According to a study issued Tuesday by a private cybersecurity firm, hackers working for the Chinese government hacked into the computer networks of at least six state governments in the United States in the previous year.
Mandiant’s report does not name the penetrated states or give a reason for the incursions, which began in May and lasted until last month. However, APT41, the Chinese organization suspected of being behind the hacks, is notorious for conducting cyber operations for both traditional espionage and financial gain.
“While the ongoing situation in Ukraine has deservedly captivated the world’s attention, we must remember that other key threat actors throughout the world are continuing their activities as-is,” said Geoff Ackerman, a principal threat analyst with Mandiant Inc. in Reston, Virginia.
“We cannot let other cyber activities to go by the wayside,” he said in his statement, “particularly given our findings that this campaign from APT41, one of the most prolific threat actors globally, continues to this day.”

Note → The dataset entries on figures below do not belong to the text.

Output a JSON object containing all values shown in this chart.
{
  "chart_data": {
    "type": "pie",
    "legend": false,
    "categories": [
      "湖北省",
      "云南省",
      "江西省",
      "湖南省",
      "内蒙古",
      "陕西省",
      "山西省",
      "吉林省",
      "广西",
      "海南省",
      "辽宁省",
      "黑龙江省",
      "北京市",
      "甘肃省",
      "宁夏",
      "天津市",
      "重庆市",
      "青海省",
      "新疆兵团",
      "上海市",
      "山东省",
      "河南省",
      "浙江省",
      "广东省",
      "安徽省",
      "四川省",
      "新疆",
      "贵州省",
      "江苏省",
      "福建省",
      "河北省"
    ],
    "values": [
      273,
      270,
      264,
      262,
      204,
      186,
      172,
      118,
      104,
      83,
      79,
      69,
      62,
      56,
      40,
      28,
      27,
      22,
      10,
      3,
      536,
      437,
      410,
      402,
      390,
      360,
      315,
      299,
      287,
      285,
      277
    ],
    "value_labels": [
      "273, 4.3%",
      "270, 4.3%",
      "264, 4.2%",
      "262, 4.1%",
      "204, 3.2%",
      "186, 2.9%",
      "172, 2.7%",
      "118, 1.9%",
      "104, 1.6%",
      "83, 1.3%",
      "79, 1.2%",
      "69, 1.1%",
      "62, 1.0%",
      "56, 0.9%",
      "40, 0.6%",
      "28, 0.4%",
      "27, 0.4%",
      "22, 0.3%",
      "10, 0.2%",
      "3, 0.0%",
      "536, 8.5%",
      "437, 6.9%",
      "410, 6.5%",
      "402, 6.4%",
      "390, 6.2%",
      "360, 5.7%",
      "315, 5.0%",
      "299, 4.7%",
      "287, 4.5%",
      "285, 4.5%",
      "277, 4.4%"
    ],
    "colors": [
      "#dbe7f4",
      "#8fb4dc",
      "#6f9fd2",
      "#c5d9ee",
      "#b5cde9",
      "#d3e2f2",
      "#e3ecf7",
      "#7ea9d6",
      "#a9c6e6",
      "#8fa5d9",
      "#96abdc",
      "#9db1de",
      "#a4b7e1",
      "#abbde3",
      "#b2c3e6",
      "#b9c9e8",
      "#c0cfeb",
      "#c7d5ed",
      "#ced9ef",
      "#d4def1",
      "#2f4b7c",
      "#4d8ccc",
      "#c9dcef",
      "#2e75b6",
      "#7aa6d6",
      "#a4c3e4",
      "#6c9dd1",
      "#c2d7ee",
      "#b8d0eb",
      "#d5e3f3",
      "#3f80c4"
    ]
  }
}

Despite the Biden administration’s announcement of extra efforts to protect federal government networks from hacking, state entities remain easy targets for hackers. This is an especially pressing worry in light of the enormous SolarWinds espionage effort, in which Russian intelligence operatives exploited supply chain flaws to sneak into the networks of at least nine US agencies and scores of private-sector firms.
According to the study, the hackers took advantage of a previously undiscovered weakness in a commercial off-the-shelf tool used by 18 states for animal health management. They also took use of a software hole known as Log4j, which was identified in December and is thought to be present in hundreds of millions of devices, according to US officials. Within hours of an advisory disclosing the vulnerability to the public, the hackers began exploiting it, utilizing it to re-compromise two state government networks.
In a statement, Rufus Brown, a senior threat analyst at Mandiant, said that the hackers’ “persistent attempts to gain access into government networks, exemplified by re-compromising previous victims and targeting multiple agencies within the same state, show that whatever they are after is important.” “We’ve discovered them all around, which is unsettling.”
The breach is linked to APT41, which was named in a Justice Department indictment in 2020 accusing Chinese hackers of targeting over 100 corporations and institutions in the United States and overseas, including social media and video game firms, colleges, and telecommunications providers.
“Despite all of the new, some things stay the same: APT41 continues to be undaunted by the US Department of Justice (DOJ) indictment in September 2020,” according to the study.
In the past, the Chinese government has dismissed US charges of hacking.
Google has agreed to buy Mandiant for $5.4 billion, the firms said on Tuesday.